Wang Bing
Les Acacias, actuellement en salle
Le réalisateur chinois Wang Bing, qui a conquis le cinéma européen par un documentaire sur les derniers jours d’une zone industrielle en 2002 (À l’Ouest des rails), revient avec le premier opus d’une saga documentaire consacrée à la jeunesse chinoise.

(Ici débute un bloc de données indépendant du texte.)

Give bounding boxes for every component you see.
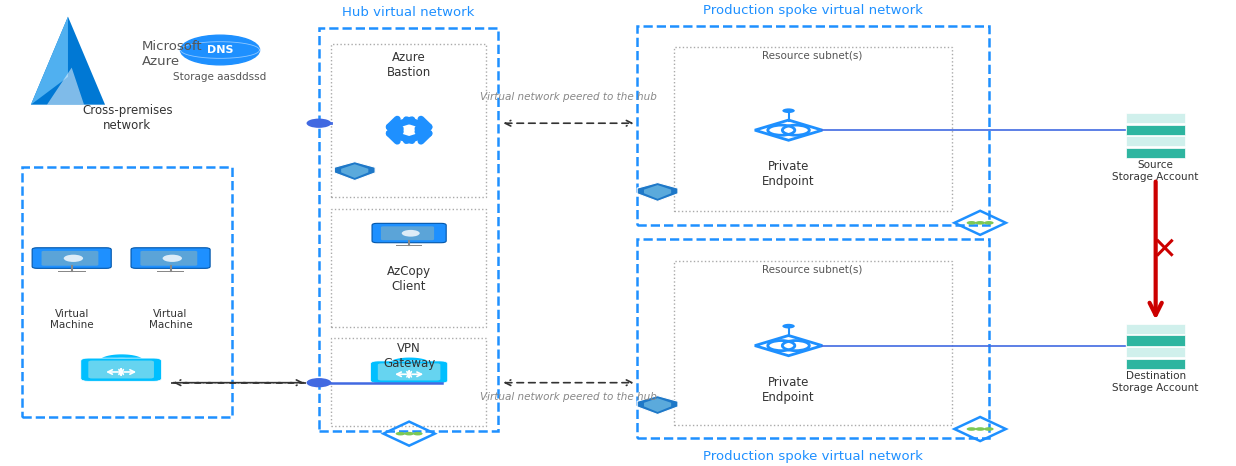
FancyBboxPatch shape bbox=[141, 251, 198, 266]
Circle shape bbox=[180, 35, 260, 65]
Text: AzCopy
Client: AzCopy Client bbox=[387, 265, 431, 293]
Text: Microsoft
Azure: Microsoft Azure bbox=[142, 40, 203, 68]
Text: Production spoke virtual network: Production spoke virtual network bbox=[703, 4, 923, 17]
Polygon shape bbox=[638, 183, 677, 201]
Text: Azure
Bastion: Azure Bastion bbox=[387, 51, 431, 79]
Circle shape bbox=[984, 221, 994, 225]
Text: Production spoke virtual network: Production spoke virtual network bbox=[703, 450, 923, 463]
Circle shape bbox=[404, 432, 414, 435]
Text: Private
Endpoint: Private Endpoint bbox=[763, 376, 815, 404]
Bar bbox=[1126, 124, 1185, 135]
Text: Resource subnet(s): Resource subnet(s) bbox=[763, 265, 863, 274]
Polygon shape bbox=[31, 17, 105, 105]
Text: Virtual
Machine: Virtual Machine bbox=[148, 308, 193, 330]
FancyBboxPatch shape bbox=[378, 363, 440, 380]
Text: Cross-premises
network: Cross-premises network bbox=[82, 104, 173, 132]
Bar bbox=[1126, 336, 1185, 346]
Bar bbox=[331, 209, 486, 327]
Text: ✕: ✕ bbox=[1152, 236, 1177, 265]
Circle shape bbox=[307, 118, 331, 128]
Polygon shape bbox=[638, 396, 677, 415]
FancyBboxPatch shape bbox=[42, 251, 99, 266]
FancyBboxPatch shape bbox=[381, 226, 434, 240]
Circle shape bbox=[413, 432, 423, 435]
FancyBboxPatch shape bbox=[88, 361, 154, 378]
Text: VPN
Gateway: VPN Gateway bbox=[383, 343, 435, 370]
Bar bbox=[1126, 136, 1185, 146]
Circle shape bbox=[396, 432, 405, 435]
FancyBboxPatch shape bbox=[80, 358, 162, 381]
Polygon shape bbox=[644, 398, 671, 412]
Bar bbox=[1126, 347, 1185, 357]
Circle shape bbox=[975, 221, 985, 225]
Circle shape bbox=[782, 324, 795, 329]
FancyBboxPatch shape bbox=[157, 271, 184, 272]
FancyBboxPatch shape bbox=[32, 248, 111, 268]
Bar bbox=[637, 26, 989, 225]
Bar bbox=[637, 239, 989, 439]
Polygon shape bbox=[341, 164, 368, 178]
FancyBboxPatch shape bbox=[371, 361, 447, 383]
Circle shape bbox=[984, 427, 994, 431]
Bar bbox=[1126, 113, 1185, 123]
Text: DNS: DNS bbox=[206, 45, 234, 55]
Bar bbox=[331, 44, 486, 198]
Circle shape bbox=[307, 378, 331, 387]
Text: Virtual network peered to the hub: Virtual network peered to the hub bbox=[480, 392, 658, 402]
Circle shape bbox=[782, 109, 795, 113]
Polygon shape bbox=[47, 68, 84, 105]
FancyBboxPatch shape bbox=[58, 271, 85, 272]
Text: Source
Storage Account: Source Storage Account bbox=[1112, 160, 1199, 182]
Text: Destination
Storage Account: Destination Storage Account bbox=[1112, 371, 1199, 393]
Text: Resource subnet(s): Resource subnet(s) bbox=[763, 50, 863, 61]
Circle shape bbox=[163, 255, 182, 262]
Circle shape bbox=[967, 221, 976, 225]
Bar bbox=[22, 167, 232, 418]
Text: Virtual
Machine: Virtual Machine bbox=[49, 308, 94, 330]
Polygon shape bbox=[334, 162, 375, 180]
Bar bbox=[1126, 359, 1185, 369]
Text: Hub virtual network: Hub virtual network bbox=[341, 6, 475, 19]
Bar bbox=[331, 338, 486, 426]
FancyBboxPatch shape bbox=[372, 223, 446, 243]
Text: Virtual network peered to the hub: Virtual network peered to the hub bbox=[480, 92, 658, 103]
Text: Storage aasddssd: Storage aasddssd bbox=[173, 72, 267, 82]
Polygon shape bbox=[31, 17, 68, 105]
Circle shape bbox=[64, 255, 83, 262]
Polygon shape bbox=[644, 185, 671, 199]
Bar bbox=[319, 28, 498, 432]
Bar bbox=[1126, 324, 1185, 334]
Bar bbox=[1126, 148, 1185, 158]
Bar bbox=[674, 261, 952, 425]
Text: Private
Endpoint: Private Endpoint bbox=[763, 160, 815, 188]
Bar bbox=[674, 47, 952, 211]
FancyBboxPatch shape bbox=[397, 245, 421, 246]
Circle shape bbox=[967, 427, 976, 431]
Circle shape bbox=[402, 230, 420, 237]
FancyBboxPatch shape bbox=[131, 248, 210, 268]
Circle shape bbox=[975, 427, 985, 431]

Entre 2014 et 2019, il a compilé 2 600 heures de rush en filmant les ateliers textiles de Zhili, petite ville du delta de Yangtsé, à 150 kilomètres de Shanghai.

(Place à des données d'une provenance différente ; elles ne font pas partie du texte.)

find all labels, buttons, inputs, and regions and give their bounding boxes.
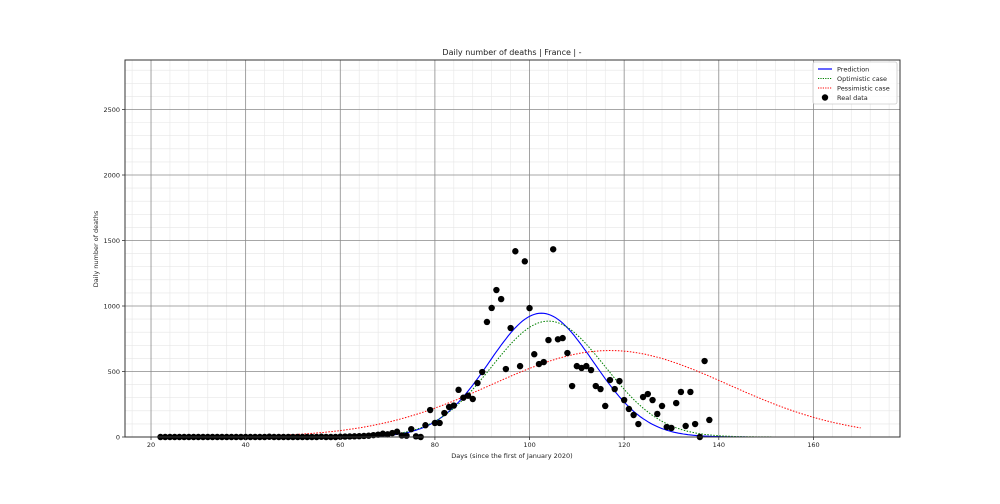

Chaque année, ce sont 300 000 ouvriers migrants qui travaillent dans les 20 000 ateliers de la ville et confectionnent environ 90 % du textile destiné aux enfants. « J’ai trouvé une véritable jungle d’ateliers distribués le long de ruelles en damier. » Wang Bing raconte l’histoire d’une ville à rebours du système chinois.
« Ce qui caractérise cette industrie, c’est qu’elle ne s’appuie pas sur un investissement public d’État. Tout est financé par des particuliers qui s’associent et se soutiennent mutuellement. C’est donc une industrie qui puise ses racines dans la population à la différence d’autres industries chinoises. […] C’est le seul endroit que je connaisse en Chine où c’est possible. »

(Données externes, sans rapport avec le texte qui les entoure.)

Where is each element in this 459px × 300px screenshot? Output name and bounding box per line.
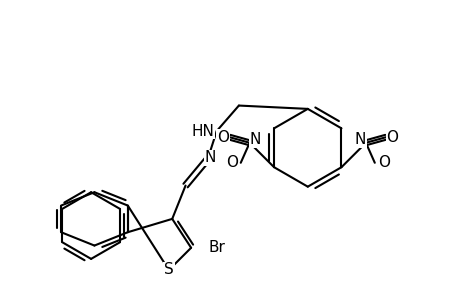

Sans surprise, les horaires de travail sont astreignants : de 8 heures à 23 heures, avec un soir de repos chaque semaine. C’est un quotidien morose et surtout non choisi qu’expose à la scène internationale le réalisateur. En effet, ces jeunes, pour la plupart dans la vingtaine, ont peu de marge de manœuvre pour prendre en main leur destinée.
Ces « ouvriers-paysans » venus de régions rurales pauvres sont confrontés à des lois étatiques qui interdisent les déménagements dans des villes ou des régions plus riches, sous peine de perdre certains droits sociaux (sécurité sociale, éducation…). Ainsi, le travail dans une usine devient le moyen le plus rapide de gagner de l’argent pour fonder sa famille dans le village. Il y a, bien sûr, quelques revendications salariales, mais l’on comprend que les patrons de ces ateliers ne sont pas plus aisés que leurs employés.
Le documentaire interpelle par cette antinomie entre des conditions de vie délétères et une hyperconnexion au monde global par le numérique. Wang Bing propose une immersion volontairement lente dans la réalité d’une jeunesse qui s’échine à l’ouvrage, passant le peu de temps libre dans une cité-dortoir insalubre, où le flirt et l’amitié composent ces brefs moments de répit.